فَاَعْرَضُوا فَاَرْسَلْنَا عَلَيْهِمْ سَيْلَ الْعَرِمِ وَبَدَّلْنَاهُمْ بِجَنَّتَيْهِمْ جَنَّتَيْنِ ذَوَاتَىْ اُكُلٍ خَمْطٍ وَاَثْلٍ وَشَیْءٍ مِنْ سِدْرٍ قَلٖيلٍ

Feağradû feerselnâ aleyhim seylel arimi ve beddelnâhum bicenneteyhim cenneteyni zevâtey ukulin hamtıv ve esliv ve şey’im min sidrin galîl.

Fakat onlar yüz çevirdiler. Biz de üzerlerine Arim selini gönderdik. Onların bahçelerini ekşi meyveli ağaçlar, acı ılgın ve biraz da sedir ağacı bulunan iki bahçeye çevirdik.

34-Sebe suresi 17. ayet (Genel: 34 – İniş: 58 – Alfbetik: 76)

ذٰلِكَ جَزَيْنَاهُمْ بِمَا كَفَرُوا وَهَلْ نُجَازٖى اِلَّا الْكَفُورَ

Zâlike cezeynâhum bimâ keferû, ve hel nucâzî illel kefûr.

Nimetlere karşı nankörlük etmeleri sebebiyle onları işte böyle cezalandırdık. Biz (bu şekilde) ancak nankörleri cezalandırırız.

34-Sebe suresi 18. ayet (Genel: 34 – İniş: 58 – Alfbetik: 76)

وَجَعَلْنَا بَيْنَهُمْ وَبَيْنَ الْقُرَى الَّتٖى بَارَكْنَا فٖيهَا قُرًى ظَاهِرَةً وَقَدَّرْنَا فٖيهَا السَّيْرَ سٖيرُوا فٖيهَا لَيَالِىَ وَاَيَّامًا اٰمِنٖينَ

Ve cealnâ beynehum ve beynel guralletî bâraknâ fîhâ guran zâhiratev ve gaddernâ fîhes seyr, sîrû fîhâ leyâliye ve eyyâmen âminîn.

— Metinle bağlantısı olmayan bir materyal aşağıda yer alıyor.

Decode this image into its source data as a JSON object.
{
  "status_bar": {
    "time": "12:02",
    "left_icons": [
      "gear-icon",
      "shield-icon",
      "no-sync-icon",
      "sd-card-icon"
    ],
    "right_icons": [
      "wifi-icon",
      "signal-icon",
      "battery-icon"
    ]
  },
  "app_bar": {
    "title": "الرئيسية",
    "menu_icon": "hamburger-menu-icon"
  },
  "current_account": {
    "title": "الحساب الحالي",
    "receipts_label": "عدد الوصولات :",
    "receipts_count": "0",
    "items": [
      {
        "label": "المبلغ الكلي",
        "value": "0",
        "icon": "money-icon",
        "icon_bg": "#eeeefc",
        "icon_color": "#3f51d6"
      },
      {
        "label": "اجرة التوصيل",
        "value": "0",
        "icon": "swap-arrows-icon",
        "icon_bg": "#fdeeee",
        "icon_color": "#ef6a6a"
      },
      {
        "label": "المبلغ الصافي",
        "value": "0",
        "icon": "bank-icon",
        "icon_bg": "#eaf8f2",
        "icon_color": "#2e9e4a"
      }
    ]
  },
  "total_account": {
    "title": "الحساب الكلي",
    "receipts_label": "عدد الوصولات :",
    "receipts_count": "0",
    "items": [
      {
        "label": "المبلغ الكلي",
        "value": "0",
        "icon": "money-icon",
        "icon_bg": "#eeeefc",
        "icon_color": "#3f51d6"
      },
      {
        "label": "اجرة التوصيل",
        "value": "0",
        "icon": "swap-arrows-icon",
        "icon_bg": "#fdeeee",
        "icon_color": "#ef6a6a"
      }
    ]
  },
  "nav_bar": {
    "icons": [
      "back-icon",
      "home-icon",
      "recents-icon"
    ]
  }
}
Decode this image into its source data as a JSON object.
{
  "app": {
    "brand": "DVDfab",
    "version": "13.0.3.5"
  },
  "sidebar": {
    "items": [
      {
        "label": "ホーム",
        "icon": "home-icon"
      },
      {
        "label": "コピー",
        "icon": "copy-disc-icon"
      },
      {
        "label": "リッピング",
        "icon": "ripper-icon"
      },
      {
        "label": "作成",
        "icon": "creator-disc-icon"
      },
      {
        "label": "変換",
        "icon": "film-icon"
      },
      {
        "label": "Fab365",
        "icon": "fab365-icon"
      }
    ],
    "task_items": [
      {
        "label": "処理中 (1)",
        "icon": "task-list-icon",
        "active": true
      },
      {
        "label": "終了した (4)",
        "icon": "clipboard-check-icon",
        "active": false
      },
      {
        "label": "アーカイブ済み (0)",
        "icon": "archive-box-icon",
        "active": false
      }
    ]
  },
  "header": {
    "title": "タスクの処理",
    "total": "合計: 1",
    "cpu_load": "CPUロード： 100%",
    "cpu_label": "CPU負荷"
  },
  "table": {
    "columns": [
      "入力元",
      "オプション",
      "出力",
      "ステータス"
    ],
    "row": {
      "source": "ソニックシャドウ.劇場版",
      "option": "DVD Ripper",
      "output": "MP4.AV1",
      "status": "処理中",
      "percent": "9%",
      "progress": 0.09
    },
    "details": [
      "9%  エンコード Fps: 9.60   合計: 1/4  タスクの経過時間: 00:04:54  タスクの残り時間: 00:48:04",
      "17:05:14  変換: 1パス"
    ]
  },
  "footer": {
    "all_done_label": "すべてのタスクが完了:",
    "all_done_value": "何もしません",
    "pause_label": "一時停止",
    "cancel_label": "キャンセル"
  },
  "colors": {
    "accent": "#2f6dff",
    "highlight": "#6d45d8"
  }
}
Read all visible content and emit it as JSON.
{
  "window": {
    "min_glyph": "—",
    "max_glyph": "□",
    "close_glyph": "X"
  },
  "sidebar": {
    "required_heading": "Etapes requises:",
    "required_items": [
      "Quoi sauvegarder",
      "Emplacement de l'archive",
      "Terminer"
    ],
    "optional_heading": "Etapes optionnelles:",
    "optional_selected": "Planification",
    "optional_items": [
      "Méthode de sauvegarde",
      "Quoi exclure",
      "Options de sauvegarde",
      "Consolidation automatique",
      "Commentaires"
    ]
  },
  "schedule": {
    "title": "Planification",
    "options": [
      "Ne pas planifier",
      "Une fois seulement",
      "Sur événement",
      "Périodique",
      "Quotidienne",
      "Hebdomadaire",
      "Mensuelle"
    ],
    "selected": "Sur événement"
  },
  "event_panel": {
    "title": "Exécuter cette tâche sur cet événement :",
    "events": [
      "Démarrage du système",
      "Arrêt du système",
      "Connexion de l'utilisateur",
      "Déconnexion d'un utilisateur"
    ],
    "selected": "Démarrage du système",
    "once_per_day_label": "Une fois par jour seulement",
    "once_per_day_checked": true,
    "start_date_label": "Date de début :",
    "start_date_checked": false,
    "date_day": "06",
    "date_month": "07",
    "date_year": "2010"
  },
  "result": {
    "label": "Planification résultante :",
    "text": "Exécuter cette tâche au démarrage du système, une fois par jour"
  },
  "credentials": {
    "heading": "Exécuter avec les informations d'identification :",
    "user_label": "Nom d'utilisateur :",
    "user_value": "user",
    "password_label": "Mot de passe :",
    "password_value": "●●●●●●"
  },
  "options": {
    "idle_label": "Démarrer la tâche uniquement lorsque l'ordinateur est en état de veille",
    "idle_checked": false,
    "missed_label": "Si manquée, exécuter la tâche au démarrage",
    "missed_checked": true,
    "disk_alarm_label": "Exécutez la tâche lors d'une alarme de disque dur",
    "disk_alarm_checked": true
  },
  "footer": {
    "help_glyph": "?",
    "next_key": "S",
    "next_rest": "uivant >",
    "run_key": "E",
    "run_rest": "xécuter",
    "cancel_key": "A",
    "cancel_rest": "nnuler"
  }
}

Sebe’ halkı ile bereketlendirdiğimiz kentler arasına (her biri diğerinden) görülen kentler oluşturduk. Oralarda gidiş gelişi belirledik (seyahati kolaylaştırdık) ve onlara da şöyle dedik: “Oralarda gece gündüz güvenlik içinde dolaşın.”


SES KAYDININ METNİ


SEBE 10:14. AYETTEN İTİBAREN;


Eûzubillâhimineşşeytânirracîym 

Bismillâhir rahmânir rahîm


Bugün 14. Ayetten itibaren devam edeceğiz.İnşaallah.

Önceki Ayetlerde Munîblik Konusu geçmişti. ALLAH’A YÖNELMEYLE İLGİLİ.

ALLAH-U TEALA Munîb olan,ALLAH’a Sürekli Yönelme Halinde olan;

İnsanlar için baktıkları her yerde, bir İşaret,Ayet,Delil bulup...Buda onu güzel yerlere götüreceğini işareti vardı..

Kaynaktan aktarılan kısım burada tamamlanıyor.